Really, there is a whole field out there of Machine Ethics, and it’s pretty well established that it’s up to a different sort of thing than what SIAI is doing. While some folks still conflate “Friendly AI” and “Machine Ethics”, I think it’s much better to maintain the distinction and consider FAI a subfield of Machine Ethics.
There will always be multiple centers of power What’s at stake is, at most, the future centuries of a solar-system civilization No assumption that individual humans can survive even for hundreds of years, or that they would want to
You give no reason why we should consider these as more likely than the original assumptions.
I’d like to suggest that it is important that the friendly AGI would hopefully also want to live with us. I’d further suggest that this is part of why efforts such as LW are important.

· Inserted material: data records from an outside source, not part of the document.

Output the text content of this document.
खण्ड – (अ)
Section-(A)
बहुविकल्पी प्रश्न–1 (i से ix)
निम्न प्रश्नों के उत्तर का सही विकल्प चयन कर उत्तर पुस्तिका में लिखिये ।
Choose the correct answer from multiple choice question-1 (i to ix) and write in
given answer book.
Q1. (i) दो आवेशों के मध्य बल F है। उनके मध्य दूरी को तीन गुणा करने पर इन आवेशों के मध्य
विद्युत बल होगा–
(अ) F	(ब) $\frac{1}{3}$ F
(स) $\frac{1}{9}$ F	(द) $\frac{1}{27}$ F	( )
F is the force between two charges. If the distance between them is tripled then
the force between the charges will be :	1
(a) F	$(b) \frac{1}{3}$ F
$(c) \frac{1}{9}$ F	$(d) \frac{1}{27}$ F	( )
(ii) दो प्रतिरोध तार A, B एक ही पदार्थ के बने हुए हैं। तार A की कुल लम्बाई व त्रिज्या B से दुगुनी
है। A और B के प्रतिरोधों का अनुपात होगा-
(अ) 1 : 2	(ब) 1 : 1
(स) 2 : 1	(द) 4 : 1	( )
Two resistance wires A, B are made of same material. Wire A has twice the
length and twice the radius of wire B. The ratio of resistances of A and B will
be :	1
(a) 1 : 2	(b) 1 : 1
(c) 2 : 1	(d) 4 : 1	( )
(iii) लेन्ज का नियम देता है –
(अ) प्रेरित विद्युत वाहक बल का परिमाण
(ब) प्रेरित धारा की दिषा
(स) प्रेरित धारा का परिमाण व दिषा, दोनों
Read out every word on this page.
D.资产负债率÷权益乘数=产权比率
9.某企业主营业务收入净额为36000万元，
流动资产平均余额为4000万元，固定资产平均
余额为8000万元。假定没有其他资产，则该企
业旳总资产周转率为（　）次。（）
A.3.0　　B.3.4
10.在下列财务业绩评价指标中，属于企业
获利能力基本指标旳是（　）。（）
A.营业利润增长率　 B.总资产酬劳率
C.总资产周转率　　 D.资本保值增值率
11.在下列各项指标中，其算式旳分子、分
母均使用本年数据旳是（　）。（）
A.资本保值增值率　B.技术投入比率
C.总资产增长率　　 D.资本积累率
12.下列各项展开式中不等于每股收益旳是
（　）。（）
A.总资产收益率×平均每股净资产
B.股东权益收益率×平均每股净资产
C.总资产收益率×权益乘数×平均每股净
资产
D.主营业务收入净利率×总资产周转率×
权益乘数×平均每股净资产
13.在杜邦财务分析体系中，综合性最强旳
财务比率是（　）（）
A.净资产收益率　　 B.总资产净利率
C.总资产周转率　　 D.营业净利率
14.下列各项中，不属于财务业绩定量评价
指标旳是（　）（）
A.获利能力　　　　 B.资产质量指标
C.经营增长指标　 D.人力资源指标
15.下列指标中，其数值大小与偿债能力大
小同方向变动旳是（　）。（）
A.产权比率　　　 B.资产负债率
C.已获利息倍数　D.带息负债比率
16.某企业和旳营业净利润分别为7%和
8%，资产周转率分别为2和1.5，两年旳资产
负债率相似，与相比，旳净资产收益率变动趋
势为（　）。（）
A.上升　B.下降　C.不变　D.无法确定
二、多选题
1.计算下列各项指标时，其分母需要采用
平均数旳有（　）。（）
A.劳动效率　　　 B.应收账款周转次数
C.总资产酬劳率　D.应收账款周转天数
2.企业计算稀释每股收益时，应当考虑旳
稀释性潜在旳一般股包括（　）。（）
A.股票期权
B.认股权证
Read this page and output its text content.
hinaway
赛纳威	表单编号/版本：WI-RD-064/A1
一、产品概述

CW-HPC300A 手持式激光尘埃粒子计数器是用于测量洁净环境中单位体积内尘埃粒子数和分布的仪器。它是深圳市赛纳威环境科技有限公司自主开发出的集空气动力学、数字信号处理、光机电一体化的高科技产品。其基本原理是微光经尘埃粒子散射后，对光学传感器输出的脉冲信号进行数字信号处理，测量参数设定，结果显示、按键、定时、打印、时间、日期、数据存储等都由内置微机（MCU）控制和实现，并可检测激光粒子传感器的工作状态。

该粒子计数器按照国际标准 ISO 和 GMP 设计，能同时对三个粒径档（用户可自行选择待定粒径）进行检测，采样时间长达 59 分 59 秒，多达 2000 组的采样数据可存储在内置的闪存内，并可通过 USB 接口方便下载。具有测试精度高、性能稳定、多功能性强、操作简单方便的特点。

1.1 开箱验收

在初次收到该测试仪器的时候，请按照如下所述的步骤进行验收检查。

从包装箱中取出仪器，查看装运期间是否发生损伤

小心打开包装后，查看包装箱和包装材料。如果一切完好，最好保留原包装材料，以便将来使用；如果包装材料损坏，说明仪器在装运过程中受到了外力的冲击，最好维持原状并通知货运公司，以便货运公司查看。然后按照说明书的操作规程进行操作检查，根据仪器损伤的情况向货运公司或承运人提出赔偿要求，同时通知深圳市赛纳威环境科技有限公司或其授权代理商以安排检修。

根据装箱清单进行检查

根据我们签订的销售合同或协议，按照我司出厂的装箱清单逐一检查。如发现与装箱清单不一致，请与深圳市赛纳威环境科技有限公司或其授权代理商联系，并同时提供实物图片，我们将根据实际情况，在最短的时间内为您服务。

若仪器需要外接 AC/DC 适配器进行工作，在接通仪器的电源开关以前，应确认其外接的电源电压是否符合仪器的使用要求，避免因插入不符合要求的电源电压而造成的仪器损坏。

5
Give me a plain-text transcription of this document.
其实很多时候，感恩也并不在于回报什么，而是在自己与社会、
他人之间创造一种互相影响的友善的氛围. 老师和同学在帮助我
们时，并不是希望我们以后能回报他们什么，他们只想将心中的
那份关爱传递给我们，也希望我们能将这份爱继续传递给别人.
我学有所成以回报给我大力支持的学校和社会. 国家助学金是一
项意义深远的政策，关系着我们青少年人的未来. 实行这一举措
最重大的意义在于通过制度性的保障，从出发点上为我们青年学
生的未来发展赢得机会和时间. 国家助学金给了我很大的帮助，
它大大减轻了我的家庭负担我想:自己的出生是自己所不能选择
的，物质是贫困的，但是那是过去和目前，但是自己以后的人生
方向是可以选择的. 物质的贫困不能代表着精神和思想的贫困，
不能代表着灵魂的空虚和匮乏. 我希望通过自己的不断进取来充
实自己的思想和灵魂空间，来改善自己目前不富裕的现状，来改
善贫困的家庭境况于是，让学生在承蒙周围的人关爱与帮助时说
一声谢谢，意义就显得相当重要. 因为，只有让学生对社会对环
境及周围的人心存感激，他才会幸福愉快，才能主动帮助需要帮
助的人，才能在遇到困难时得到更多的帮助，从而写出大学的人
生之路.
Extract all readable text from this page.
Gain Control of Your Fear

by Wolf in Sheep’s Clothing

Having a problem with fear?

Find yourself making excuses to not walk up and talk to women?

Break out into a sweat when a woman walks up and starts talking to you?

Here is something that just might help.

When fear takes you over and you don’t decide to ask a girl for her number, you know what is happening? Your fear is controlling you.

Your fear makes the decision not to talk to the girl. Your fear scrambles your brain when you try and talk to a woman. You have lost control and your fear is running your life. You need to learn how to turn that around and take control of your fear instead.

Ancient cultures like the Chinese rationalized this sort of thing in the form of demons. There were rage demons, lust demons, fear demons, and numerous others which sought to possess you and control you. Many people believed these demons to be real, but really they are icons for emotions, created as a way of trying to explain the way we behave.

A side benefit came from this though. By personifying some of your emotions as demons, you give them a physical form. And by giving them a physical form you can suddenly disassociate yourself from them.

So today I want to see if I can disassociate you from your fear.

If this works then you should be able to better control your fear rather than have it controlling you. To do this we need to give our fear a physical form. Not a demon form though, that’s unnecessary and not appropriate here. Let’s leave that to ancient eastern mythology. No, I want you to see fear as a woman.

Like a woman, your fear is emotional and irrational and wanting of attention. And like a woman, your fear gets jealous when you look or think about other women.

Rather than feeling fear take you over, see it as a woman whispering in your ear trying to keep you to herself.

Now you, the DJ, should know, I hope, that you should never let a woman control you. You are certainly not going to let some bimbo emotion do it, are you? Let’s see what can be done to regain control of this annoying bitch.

I don’t see how this can be avoided if the damn thing is so much smarter, it can only treat “normal” humans as pets, ants, or, best case, wild animals confined to a sanctuary for their own good.
“Pet”, “vermin”, and “wild animal” (as well as “livestock” and “working animal”) are all concepts that humans have come up with for our species’ relationships with other species that we’ve been living with since forever, and have developed both instincts and cultural practices to relate to. Why would you expect them to apply to an AI’s relationship to humans? Isn’t that a bit, well, anthropomorphizing?
Indeed it is, a bit. This is just an analogy meant to convey that humans aren’t likely to stop a foomed AI (or maybe a group of them, if such a term will even make sense) from doing what it wants, just like animals are powerless to stop determined humans.
Companies and governments are much smarter than humans. So far, none has taken over the world. Companies compete with other companies. Governments compete with other governments . Like that.
Are they? More powerful, maybe. Often wealthier. But what evidence do you have that they are smarter? They often act rather stupidly.
Collective intelligence won in collective intelligence vs groupthink.
I don’t see how this is relevant to the issue. Sure, an average organization is smarter than an average human, but it is not nearly as smart as a smart human, let alone a foomed AI.
Large organization can be as smart as the smartest human they can hire (the listening part is up to them of course)
Well, the idea that a single smart machine will take over the world because it will comprehensively trounce humans makes no sense. Smart machines are likely to compete with other smart machines, much as they do today.
give the Companies time. They’re making good progress
The governments too though. A company needs to overthrow all the governments to take over the world. Not an impossible task, perhaps, but it would be quite a revolution—and probably a bad one.
Ok, we have a serious problem with upvoating any criticism of common memes no mater how inane for fear of seeming phlygish. If this was about just about any other subject it’d be downvoted to oblivion.
That’s possible, but I find it more likely that we have a silent majority of people who are on the periphery of the community and are uncomfortable with a lot of the singularitarian memes. I think that a lot of internet communities with voting have a lot of people who vote but don’t comment or comment only occasionally, so you’d expect that voting would reflect more peripheral members more strongly than the discussion would.
The singularity have diverse connotations; is good to specify what memes you’re thinking.
I mean the ones that most prominent LWers endorse.